First, let's convert the given values to consistent units. We'll use the conversion:
1 mi/h = 1.46667 ft/s
u = 20.0 mi/h × 1.46667 ft/s/mi ≈ 29.333 ft/s
v = 0 mi/h × 1.46667 ft/s/mi = 0 ft/s
Now we can use the second equation to solve for acceleration:
0 = 29.333 ft/s + a × t
a × t = -29.333 ft/s
Since the car comes to rest, the final velocity is 0. Solving the equation, we get:
t = -29.333 ft/s / a (Equation 1)
Next, use the first equation to find the displacement:
s = (u × t) + (1/2) a t^2
20.0 ft = (29.333 ft/s × t) + (1/2) a t^2
Substitute the value of t from Equation 1 into this equation:
20.0 ft = (29.333 ft/s × (-29.333 ft/s / a)) + (1/2) a (-29.333 ft/s / a)^2
Simplifying further:
20.0 ft = (-29.333^2 ft^2/s^2 / a) - (29.333^2 ft^3/s^2 / a^2)

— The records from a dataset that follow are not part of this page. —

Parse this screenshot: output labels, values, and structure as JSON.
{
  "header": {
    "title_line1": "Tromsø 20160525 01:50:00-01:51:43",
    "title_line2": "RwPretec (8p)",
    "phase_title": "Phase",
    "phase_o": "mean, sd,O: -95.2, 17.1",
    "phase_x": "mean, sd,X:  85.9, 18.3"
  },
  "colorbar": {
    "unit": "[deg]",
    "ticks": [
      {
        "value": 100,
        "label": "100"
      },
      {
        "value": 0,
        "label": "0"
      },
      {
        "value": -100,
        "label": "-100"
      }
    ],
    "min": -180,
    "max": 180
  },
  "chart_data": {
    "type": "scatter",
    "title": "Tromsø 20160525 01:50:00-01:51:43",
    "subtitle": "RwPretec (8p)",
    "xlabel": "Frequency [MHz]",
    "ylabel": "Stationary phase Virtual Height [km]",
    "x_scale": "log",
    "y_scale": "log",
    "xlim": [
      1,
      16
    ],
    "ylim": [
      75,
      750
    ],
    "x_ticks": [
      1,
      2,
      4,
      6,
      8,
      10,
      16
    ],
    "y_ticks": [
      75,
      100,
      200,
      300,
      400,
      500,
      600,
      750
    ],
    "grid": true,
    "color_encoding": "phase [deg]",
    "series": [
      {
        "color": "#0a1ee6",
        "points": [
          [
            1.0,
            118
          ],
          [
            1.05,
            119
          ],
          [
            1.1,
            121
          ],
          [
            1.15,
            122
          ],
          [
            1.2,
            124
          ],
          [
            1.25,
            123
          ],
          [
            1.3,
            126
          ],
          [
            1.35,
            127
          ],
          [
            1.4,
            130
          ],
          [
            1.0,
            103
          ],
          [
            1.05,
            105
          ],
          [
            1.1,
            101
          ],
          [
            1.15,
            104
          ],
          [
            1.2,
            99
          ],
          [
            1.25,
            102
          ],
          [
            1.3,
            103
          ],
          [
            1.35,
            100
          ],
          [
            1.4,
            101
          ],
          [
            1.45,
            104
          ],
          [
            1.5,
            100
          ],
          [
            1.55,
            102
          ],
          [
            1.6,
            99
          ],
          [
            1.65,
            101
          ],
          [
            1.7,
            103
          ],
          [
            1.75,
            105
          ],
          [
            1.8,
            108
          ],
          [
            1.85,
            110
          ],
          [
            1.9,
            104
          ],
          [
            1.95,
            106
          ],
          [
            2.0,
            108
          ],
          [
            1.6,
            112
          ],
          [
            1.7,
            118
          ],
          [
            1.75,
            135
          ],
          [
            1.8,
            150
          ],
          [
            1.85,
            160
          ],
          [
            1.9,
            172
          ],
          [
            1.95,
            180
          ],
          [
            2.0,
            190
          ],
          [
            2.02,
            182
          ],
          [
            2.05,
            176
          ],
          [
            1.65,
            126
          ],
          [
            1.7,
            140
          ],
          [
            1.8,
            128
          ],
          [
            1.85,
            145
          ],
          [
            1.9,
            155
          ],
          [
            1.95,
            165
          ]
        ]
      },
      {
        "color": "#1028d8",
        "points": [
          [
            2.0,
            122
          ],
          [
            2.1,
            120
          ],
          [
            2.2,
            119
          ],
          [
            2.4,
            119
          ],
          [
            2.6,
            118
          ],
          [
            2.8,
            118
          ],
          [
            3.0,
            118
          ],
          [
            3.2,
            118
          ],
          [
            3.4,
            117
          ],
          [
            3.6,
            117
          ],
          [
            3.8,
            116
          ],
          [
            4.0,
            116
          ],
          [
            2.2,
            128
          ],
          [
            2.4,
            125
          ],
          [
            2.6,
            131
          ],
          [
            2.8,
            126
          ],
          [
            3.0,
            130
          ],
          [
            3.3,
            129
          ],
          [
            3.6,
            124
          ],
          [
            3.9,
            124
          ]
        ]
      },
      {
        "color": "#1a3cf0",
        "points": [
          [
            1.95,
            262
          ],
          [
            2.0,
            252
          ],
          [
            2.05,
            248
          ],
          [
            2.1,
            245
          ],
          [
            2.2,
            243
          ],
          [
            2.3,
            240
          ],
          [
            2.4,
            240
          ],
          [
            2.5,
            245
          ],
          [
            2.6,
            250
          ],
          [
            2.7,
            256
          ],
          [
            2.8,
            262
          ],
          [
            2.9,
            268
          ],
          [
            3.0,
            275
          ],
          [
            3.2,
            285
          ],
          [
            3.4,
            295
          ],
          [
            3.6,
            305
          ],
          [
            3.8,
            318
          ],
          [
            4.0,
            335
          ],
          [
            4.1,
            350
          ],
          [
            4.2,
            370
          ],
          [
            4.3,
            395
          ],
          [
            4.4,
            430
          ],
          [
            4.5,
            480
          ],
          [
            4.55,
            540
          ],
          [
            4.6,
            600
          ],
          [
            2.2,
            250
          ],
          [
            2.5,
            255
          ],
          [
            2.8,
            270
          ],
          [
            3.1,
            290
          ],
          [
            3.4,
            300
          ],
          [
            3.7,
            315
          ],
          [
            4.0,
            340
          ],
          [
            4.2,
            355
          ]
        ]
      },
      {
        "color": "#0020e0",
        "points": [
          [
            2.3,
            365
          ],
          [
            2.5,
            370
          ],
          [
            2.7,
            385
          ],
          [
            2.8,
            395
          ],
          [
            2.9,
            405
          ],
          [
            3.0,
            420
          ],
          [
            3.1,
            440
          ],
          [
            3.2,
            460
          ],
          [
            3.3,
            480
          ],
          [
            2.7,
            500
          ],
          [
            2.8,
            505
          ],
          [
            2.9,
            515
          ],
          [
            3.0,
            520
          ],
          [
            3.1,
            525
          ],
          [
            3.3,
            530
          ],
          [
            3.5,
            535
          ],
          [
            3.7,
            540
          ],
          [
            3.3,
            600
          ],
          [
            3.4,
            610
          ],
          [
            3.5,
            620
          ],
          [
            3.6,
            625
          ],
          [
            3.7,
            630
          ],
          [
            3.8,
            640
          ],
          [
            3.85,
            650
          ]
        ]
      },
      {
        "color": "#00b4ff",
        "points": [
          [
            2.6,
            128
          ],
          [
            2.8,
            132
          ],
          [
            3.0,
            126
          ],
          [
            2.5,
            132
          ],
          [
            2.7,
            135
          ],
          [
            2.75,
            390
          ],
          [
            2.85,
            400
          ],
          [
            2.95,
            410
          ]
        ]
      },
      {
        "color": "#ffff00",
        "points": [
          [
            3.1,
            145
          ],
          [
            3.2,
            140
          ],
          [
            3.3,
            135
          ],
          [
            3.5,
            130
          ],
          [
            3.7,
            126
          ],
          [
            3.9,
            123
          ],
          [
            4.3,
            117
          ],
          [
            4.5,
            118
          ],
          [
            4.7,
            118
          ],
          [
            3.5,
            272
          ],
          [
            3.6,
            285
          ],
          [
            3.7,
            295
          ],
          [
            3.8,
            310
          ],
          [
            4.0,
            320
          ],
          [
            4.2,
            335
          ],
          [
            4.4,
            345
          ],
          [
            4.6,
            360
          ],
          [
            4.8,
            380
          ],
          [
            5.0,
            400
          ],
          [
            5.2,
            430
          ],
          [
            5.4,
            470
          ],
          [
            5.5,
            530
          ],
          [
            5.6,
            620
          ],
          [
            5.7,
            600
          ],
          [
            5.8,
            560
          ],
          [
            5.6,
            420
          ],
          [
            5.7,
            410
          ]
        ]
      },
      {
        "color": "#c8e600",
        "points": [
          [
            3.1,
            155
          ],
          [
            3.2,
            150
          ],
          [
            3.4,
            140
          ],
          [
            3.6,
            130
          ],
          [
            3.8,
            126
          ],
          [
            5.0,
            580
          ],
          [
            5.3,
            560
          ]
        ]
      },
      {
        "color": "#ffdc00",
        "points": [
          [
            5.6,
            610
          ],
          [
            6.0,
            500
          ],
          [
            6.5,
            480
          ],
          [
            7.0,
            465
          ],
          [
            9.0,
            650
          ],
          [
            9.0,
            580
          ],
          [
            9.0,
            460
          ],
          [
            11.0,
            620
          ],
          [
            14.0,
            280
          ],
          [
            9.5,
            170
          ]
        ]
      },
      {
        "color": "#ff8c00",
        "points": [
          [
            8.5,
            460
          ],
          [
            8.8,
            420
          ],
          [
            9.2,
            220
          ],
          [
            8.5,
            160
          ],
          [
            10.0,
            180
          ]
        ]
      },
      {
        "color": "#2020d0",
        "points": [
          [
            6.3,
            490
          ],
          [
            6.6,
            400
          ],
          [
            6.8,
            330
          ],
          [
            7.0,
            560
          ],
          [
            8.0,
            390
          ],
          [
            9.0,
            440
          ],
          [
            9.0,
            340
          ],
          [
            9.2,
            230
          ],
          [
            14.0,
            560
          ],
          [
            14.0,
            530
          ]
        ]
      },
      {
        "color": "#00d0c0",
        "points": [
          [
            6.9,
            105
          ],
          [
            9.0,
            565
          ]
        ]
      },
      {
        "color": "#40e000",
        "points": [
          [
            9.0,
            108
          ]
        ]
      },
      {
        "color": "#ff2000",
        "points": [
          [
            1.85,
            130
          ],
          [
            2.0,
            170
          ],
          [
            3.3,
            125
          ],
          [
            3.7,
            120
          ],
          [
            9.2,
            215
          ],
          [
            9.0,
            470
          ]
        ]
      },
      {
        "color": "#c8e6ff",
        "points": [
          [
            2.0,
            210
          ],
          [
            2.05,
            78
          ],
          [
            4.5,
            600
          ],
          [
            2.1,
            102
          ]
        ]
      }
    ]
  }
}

Multiply through by a, and rearrange the equation to solve for a:
a^2 - (29.333^2 ft^2/s^2 / 20.0 ft) a - 29.333^2 ft^2/s^2 = 0
Now we have a quadratic equation in terms of a. We can use the quadratic formula to solve for a:
a = [-(-29.333^2 ft^2/s^2 / 20.0 ft) ± √((-29.333^2 ft^2/s^2 / 20.0 ft)^2 - 4(1)(-29.333^2 ft^2/s^2))] / (2)
Evaluating this expression will yield two possible values for a, but we are only interested in the positive value since deceleration is always negative (opposite direction to velocity). The positive value corresponds to the required minimum deceleration.
To find the time it takes for the car to come to rest, we can substitute this positive value of a into Equation 1 and solve for t.
By following these steps and performing the necessary calculations, you can find the smallest deceleration necessary to avoid hitting the back wall of the garage and determine the time it takes for the car to come to rest.